Property

Hang Lung’s new chairman sees turbulent property market as an opportunity to ‘learn and grow’

“In the long term, I have complete confidence in the Chinese economy, otherwise, I wouldn’t be investing [in it] myself. My investments are big and they’re continuing, [they] haven’t slowed down and it’s still full speed ahead,” Chan said.

Adriel Chan took over as chairman of Hang Lung Group in late April after his father Ronnie Chan Chi-chung (pictured) stepped down. Photo: Jonathan Wong

The company plans to continue investing HK$5 billion every year in the market. Asset prices in China have come down, which is an investment opportunity, he added.

“At least in my malls, [compared with] today and pre Covid-19, brands are still doing more than double the retail sales than they did before,” Chan said.

“If you look at the numbers on a week-by-week basis, you may see some losses that are concerning. But I think if you take a slightly longer window, those concerns are unfounded. So we’re still investing.”

The global geopolitical situation has changed, he added, and interest rates have gone up significantly, which has an impact on real estate companies. “Making the same large scale investments today has changed from pre Covid, so you have a higher hurdle,” he said.

Chan believes the current situation is a chance to navigate the complexities of the market and demonstrate the company’s commitment to the region.

The company is targeting Chinese consumers’ penchant for luxury goods as it prepares for the expansion of its flagship mall, Plaza 66 in Shanghai.

Hang Lung has obtained approval from the local government to expand the 55,000 square metre (592,000 sq ft) mall in West Nanjing Road, in the city’s Jingan district.

An illustration of the Plaza 66 project in Shanghai, developed by Hang Lung Properties. Photo: Handout

The expansion, which is expected to be completed in 2026, will provide an additional gross floor area of about 3,000 sq m that will be able to accommodate 20 stores. Hang Lung also owns and operates Grand Gateway 66 in China’s financial megapolis.

“Because the economy has changed, we have to be a little bit conservative, to reduce our risk exposure by reinvesting in markets that we were familiar with,” the chairman said.

Hang Lung has been actively investing in China’s commercial and residential real estate market since 1992. The mainland China business currently accounts for 68 per cent of the company’s rental income, according to its latest annual report.

It has seven office projects in six cities across China, and five residential projects in Shanghai, Wuxi, Kunming, Wuhan and Shenyang.

“Our core competency is China. We know China better probably than most developers, at least when it comes to our specific niche, which is high-end retail. I still think there’s more room in the high- end luxury, commercial, retail real estate,” Chan said.

For Hong Kong, Chan said he was disappointed in the pace of economic recovery but said retail rents in the city have come down significantly, which can be seen as an opportunity over the long term.

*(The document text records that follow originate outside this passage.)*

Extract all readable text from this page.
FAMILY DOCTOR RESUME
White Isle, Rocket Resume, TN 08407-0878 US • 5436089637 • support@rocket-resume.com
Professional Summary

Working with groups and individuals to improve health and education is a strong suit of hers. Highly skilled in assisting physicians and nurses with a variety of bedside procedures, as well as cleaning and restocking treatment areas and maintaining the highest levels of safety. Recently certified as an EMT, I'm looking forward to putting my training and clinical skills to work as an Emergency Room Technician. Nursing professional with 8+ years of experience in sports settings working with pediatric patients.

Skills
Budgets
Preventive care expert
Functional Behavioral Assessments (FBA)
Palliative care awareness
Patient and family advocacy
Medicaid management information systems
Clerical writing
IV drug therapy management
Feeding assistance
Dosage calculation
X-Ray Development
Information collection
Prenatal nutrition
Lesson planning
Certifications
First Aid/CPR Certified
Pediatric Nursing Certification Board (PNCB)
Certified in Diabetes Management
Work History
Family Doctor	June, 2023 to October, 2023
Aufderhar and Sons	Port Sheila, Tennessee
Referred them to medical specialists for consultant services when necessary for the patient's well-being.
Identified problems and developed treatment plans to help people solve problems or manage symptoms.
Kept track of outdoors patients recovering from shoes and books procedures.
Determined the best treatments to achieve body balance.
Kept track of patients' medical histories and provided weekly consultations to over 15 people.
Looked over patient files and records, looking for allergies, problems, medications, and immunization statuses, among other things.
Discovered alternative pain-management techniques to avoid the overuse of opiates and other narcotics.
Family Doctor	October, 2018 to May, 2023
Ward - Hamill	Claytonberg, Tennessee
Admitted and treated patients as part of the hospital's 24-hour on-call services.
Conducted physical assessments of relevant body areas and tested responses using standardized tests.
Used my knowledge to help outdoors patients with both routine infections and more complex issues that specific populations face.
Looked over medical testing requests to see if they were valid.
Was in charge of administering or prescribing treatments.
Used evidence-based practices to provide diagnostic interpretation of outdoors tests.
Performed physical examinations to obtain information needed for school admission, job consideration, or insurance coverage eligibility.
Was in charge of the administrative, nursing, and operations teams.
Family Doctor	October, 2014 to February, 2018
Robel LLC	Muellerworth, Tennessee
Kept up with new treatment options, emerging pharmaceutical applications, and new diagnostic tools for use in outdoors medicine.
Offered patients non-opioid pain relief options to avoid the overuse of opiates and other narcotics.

“I think (the city’s) rentals were probably a little bit too high. And so to bring them back down to a more manageable level will improve the quality of offerings [and] hopefully stimulate more creative and interesting retail and food and beverages trade,” he said, adding that lower rental costs would encourage Hong Kong people to take more risks in business.

Chan said the high-end property market will continue to perform well due to the government’s talent import scheme, and more interest from mainland China’s high-net-worth individuals. However, the mass, mid-range market will not perform as well.

Hang Lung currently has one residential project in Hong Kong, The Aperture, in Kowloon Bay.

An illustration of the Grand Gateway 66 project in Shanghai, developed by Hang Lung Properties. Photo: Handout

“Prices have come down since we started selling about a year ago.” Chan said. “For mid-market product, I just don’t see the catalyst for prices to go up substantially.”

While Hang Lung would be “happy to invest in Hong Kong, in the right products”, Chan said he was not particularly interested in the mass, mid-range housing market in the city.

Regarding the Greater Bay Area, Chan sees Shenzhen and Guangzhou taking up an increasingly important role in high-end luxury retail, attracting consumers from other cities in the region.

“That made these two cities more important for us to focus on and target. Although we haven’t found the right projects for us in recent years, we will continue to look for opportunities in the region,” Chan said.